Khurais, about 90 miles east of Riyadh, the Saudi capital, is one of the planet's last giant oil fields. The Saudis say that it holds 27 billion barrels of oil — more oil than all the proven reserves of the United States — and that it will significantly bolster the kingdom's production capacity once it starts pumping a year from now, easing global need.
Some oil traders and analysts doubt that. Their pessimistic forecasts of dwindling oil supplies have helped propel the current increase in prices, which pushed past $140 a barrel last week and seem to be heading higher.
....Starting in June 2009, the field will produce 1.2 million barrels a day, enough to satisfy the expected growth in global demand next year. The Saudis say they are investing more than $10 billion, with 26 contractors, 106 subcontractors and 28,000 employees. It is the largest piece of a five-year, $60 billion effort to expand oil production capacity at a time of fast-rising demand.
....Aramco officials acknowledged that they faced unusual challenges here, including a plan of daunting complexity in a tight contractor market. There are also risks: if the current high prices drive down demand, the Saudis could find their market for all this oil shrinking.
But they said they were on schedule or ahead of it, with the pipeline network 88 percent complete and the main processing plant 55 percent done. They also vehemently disputed the claims of oil-supply skeptics.

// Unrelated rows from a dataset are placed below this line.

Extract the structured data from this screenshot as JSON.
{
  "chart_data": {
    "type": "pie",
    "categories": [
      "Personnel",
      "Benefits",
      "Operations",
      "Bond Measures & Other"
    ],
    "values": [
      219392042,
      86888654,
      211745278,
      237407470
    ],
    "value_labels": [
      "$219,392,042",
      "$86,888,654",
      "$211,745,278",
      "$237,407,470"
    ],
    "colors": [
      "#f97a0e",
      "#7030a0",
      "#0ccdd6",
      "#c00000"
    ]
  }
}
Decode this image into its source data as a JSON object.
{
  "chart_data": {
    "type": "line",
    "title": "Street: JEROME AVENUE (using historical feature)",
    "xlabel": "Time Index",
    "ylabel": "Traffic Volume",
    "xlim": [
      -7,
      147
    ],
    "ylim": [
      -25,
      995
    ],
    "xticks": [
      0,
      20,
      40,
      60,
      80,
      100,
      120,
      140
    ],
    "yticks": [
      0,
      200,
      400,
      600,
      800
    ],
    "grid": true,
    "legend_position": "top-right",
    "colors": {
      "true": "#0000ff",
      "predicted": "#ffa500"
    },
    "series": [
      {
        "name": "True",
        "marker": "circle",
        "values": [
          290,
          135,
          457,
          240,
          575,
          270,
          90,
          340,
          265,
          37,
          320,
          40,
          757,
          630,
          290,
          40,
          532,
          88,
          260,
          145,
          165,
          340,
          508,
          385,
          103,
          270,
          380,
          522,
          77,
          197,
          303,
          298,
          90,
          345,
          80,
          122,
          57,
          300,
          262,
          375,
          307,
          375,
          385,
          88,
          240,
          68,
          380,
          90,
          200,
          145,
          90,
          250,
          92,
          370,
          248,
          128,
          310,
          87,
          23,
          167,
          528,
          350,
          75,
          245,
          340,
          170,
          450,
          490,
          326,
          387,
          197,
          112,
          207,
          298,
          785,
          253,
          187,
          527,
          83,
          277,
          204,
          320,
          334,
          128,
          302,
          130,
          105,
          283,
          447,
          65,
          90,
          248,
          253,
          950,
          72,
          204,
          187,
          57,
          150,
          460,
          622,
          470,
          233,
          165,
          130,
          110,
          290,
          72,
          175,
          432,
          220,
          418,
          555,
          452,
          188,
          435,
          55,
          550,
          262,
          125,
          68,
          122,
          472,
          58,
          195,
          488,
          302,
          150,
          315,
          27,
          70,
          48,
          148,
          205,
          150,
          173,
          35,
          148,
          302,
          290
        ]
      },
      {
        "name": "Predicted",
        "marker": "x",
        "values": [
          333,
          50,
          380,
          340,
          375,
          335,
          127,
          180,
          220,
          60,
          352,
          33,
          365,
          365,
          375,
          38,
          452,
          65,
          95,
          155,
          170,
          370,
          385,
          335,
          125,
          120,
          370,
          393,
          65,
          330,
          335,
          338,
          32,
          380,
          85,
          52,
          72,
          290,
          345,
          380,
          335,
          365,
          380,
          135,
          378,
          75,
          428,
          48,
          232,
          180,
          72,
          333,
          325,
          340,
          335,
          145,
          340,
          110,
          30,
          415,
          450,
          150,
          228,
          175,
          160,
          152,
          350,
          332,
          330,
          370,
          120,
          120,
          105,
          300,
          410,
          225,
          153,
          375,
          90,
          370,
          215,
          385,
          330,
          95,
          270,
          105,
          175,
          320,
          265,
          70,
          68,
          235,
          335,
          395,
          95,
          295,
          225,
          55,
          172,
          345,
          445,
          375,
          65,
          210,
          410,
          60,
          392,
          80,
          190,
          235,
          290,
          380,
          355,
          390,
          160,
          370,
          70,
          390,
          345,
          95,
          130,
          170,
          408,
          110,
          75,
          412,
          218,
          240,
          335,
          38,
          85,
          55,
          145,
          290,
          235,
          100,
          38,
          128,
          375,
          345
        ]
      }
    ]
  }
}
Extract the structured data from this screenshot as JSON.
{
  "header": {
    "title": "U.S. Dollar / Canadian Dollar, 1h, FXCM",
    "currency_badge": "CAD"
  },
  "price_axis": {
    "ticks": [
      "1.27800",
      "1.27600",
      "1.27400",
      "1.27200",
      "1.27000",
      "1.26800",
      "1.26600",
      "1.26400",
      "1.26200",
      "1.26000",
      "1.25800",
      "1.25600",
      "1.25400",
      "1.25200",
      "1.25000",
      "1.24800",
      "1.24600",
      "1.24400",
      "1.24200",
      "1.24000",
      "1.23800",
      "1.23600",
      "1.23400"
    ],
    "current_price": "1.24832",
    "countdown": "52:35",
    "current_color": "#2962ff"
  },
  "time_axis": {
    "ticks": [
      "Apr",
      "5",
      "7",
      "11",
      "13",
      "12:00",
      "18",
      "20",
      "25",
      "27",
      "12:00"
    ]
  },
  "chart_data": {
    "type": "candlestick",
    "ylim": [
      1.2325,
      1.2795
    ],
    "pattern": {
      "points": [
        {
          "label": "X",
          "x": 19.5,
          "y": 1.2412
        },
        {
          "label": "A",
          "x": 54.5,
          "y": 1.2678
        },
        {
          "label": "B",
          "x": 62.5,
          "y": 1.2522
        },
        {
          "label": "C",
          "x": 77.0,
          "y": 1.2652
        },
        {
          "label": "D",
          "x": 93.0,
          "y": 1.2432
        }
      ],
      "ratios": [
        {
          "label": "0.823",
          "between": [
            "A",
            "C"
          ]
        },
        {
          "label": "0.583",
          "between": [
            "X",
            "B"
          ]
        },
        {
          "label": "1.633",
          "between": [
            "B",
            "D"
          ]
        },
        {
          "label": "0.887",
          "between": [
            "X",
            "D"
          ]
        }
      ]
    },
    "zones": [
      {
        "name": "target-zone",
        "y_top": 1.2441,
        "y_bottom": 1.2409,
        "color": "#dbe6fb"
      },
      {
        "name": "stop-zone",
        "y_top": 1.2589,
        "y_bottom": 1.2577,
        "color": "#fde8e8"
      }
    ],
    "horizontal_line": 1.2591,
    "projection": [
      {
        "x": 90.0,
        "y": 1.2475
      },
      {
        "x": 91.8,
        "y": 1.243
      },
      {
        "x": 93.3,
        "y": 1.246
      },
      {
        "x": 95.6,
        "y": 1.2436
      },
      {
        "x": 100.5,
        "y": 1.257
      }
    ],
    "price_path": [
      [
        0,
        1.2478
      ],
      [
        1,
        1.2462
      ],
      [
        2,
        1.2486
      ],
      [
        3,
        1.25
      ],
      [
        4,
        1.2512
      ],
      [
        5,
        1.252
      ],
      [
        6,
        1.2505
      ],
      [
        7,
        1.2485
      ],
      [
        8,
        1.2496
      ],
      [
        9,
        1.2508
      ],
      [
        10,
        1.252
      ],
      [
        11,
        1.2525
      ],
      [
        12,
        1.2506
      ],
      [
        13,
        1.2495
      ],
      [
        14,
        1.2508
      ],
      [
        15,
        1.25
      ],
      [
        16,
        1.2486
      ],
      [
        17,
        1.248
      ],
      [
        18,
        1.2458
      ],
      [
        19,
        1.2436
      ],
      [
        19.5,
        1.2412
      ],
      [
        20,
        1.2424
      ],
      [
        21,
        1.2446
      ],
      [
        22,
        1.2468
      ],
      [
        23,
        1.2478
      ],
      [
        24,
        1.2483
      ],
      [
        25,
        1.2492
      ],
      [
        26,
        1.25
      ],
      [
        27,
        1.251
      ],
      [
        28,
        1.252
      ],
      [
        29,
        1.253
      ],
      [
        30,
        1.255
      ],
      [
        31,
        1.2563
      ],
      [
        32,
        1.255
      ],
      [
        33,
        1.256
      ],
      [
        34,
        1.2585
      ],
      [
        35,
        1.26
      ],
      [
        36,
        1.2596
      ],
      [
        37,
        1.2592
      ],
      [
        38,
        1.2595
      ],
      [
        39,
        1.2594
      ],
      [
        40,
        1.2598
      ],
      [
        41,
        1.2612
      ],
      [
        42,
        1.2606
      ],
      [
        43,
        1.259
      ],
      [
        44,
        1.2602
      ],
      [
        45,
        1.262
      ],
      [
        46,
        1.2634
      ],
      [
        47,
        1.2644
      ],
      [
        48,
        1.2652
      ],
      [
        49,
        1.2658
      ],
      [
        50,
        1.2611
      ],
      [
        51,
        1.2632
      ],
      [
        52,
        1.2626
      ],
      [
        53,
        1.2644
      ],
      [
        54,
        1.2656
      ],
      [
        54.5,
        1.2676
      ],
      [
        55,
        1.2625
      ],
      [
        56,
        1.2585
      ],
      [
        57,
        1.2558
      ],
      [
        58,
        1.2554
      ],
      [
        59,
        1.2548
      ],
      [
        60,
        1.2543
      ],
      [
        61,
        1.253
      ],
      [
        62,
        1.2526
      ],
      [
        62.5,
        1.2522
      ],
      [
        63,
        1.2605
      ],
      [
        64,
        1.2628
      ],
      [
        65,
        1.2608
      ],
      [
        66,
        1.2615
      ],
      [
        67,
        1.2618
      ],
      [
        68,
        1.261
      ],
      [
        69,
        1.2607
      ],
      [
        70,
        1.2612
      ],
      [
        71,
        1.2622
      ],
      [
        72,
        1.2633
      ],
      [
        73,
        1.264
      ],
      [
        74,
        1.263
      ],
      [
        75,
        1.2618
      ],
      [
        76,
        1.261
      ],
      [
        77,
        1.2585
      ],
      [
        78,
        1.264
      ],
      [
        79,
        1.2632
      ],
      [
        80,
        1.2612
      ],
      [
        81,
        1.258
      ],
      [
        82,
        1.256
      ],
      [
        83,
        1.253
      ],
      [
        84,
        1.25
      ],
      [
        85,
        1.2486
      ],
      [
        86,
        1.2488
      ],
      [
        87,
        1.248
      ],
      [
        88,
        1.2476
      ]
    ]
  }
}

A variety of new technologies, including multiple lateral wells and microscopic robots swimming through rock pores deep underground, will allow the company to start recovering much more of the oil in its fields, said Mohammed Saggaf, who runs Aramco's advanced exploration research wing. The company expects to increase the amount of oil it can recover from its fields to 70 percent from 50 percent over the next 20 years, Saggaf said, adding another 80 billion barrels to reserves.
With all this oil becoming available, the Aramco officials said they were baffled that the market seemed to be behaving as though there were a shortage.
"We've asked all the international oil companies that buy from us if they want more oil," Nasser said. "But we can't find customers."